Abstract

Objective to present information on traditional practices and medicinal uses of plants for treating health diseases related to the reproductive cycle of Criollo women living in the hills of the province of Córdoba; and to interpret these uses in the context of this population's folk medicine. Design data were collected during several field trips to the study area based on the guidelines of a research project that included ethnographic and ethnobotanical aspects of the study area. Setting a rural community of central Argentina. Participants a total of 62 peasants were interviewed on the basis of a semi-structured system.
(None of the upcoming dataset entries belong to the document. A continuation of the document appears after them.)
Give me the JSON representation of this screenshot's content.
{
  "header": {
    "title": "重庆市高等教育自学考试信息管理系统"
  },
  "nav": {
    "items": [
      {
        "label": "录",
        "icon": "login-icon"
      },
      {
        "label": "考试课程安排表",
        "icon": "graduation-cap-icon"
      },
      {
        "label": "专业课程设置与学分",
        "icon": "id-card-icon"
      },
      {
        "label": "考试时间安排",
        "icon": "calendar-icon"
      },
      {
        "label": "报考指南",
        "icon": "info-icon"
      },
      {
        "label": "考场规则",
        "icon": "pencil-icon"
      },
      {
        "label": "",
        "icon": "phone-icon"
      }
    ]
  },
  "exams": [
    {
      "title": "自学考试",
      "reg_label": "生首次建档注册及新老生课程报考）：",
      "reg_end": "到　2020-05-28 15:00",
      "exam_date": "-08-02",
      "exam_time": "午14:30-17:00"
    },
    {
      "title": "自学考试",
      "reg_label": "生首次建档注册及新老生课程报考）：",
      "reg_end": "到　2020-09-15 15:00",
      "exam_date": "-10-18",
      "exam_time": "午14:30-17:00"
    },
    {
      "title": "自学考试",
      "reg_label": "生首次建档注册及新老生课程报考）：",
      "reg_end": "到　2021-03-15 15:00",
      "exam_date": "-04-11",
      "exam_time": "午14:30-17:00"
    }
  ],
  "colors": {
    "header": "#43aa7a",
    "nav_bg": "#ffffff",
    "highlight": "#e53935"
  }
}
Repeated open and extensive interviews were also undertaken with seven women who had previously worked as midwives in areas of difficult access. Findings this study found that 12 different female diseases and complaints are treated using a total of 48 plant species belonging to 27 botanical families, with 71 different medicinal uses. The traditional beliefs and practices associated with maternal–baby health care in rural areas highlights the existing combination of principles reformulated from humoral medicine, the use of analogical reasoning, and ontological and functional interpretations of morbid processes. The principle of Hypocratical opposition and hot–cold categorisation are significant criteria that rule over the practices of mother and child health care during birth and puerperium. Implications for practice consequences of traditional knowledge on the health care of peasant women are discussed, based on the analysis of traditional practices from a peasant's point of view.